Anonymity was something that went unheard in the earlier period of Donelly’s career when she frequently graced the pages of glossy magazines, not only as a musician, but also as part of a high profile advertising campaign for clothing giant, Gap. So how did that arise?
“They asked me to do it. I always thought that that series was well done. That campaign was so simple and it was just as much about exposing artists and up and coming people as it was about selling their stuff.”
She has also contributed backing vocals on records for other artists, most recently Dylan in the Movies, and when queried about her involvement she is undoubtedly fond in her reply.
“He used to work at Fort Apache.
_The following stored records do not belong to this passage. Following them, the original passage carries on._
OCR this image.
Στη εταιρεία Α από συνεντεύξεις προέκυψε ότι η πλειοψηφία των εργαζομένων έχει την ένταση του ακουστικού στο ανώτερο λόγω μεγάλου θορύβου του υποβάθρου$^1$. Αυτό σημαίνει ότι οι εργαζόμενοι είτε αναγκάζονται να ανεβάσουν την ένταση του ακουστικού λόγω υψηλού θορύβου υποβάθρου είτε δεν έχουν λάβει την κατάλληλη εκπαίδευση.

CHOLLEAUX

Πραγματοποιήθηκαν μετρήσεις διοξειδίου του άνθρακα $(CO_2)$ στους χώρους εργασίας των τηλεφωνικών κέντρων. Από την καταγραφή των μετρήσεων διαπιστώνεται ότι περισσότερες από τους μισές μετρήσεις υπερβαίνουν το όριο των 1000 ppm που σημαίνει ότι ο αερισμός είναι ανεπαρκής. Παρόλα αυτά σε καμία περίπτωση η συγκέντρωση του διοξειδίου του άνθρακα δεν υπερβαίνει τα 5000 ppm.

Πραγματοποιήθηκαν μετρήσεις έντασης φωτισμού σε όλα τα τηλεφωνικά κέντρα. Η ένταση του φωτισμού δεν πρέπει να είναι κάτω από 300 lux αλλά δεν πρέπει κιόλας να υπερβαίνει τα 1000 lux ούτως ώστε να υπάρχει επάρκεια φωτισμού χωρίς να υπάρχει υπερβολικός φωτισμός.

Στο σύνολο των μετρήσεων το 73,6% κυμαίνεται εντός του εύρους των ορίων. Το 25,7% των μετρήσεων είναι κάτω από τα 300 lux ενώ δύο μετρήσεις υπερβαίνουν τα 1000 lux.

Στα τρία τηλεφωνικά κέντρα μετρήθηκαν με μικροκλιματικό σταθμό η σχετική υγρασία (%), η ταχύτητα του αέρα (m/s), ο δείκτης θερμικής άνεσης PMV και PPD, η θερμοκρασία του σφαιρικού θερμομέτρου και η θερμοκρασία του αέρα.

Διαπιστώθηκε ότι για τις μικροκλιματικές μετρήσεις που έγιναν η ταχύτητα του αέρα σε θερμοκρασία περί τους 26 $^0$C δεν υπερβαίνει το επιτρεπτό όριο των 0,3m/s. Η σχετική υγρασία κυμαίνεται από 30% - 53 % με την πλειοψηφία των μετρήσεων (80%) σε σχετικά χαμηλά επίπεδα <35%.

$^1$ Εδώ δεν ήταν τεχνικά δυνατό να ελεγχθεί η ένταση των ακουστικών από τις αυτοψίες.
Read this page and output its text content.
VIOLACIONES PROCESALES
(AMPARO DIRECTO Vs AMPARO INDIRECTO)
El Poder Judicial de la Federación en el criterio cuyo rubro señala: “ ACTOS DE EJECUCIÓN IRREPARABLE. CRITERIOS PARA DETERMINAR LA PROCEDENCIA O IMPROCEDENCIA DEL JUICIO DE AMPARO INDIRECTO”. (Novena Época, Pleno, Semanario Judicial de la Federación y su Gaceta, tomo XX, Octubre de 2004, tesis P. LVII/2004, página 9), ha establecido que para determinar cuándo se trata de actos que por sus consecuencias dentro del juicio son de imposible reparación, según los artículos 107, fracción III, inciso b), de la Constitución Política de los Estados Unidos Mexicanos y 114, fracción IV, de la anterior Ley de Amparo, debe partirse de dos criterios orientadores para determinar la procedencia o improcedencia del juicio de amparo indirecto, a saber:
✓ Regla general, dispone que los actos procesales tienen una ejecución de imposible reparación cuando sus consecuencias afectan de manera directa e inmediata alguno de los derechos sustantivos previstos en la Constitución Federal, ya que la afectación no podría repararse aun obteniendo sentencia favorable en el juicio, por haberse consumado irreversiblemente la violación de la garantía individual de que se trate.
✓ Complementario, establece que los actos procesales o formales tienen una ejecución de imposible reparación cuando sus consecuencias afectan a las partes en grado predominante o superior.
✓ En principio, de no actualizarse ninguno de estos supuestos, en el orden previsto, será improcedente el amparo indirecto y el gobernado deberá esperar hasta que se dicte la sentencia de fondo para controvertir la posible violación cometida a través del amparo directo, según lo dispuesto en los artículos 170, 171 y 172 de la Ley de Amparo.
He worked there for years and became a very, very good friend of mine. So when he started doing stuff on his own he asked me to put down some vocal parts. He’s got a couple of songs that make me cry.”
Donelly is also excitable about The Breeders’ last record, “Title TK”.
“Title TK is one of my favourites. I love it because I feel like Kim is just sitting and talking, y’know? I just love the intimacy, and the lyrics I think are awesome. It’s something special.”
With a new album on the eve of release, a new baby and talk of collaboration with a classical pianist, 'it’s a very different musical direction from mine', Donelly it seems has a lot on her hands. And then there’s this rumour about a book?
“I am writing a book! It’s slow going! I had this image of sitting on the couch with my baby and writing my book…and obviously you know how unrealistic that is! I am hoping to get back to it. It’s kind of like a young adult thing.”
Tanya Donelly's album "This Hungry Life" is out now on Eleven Thirty Records.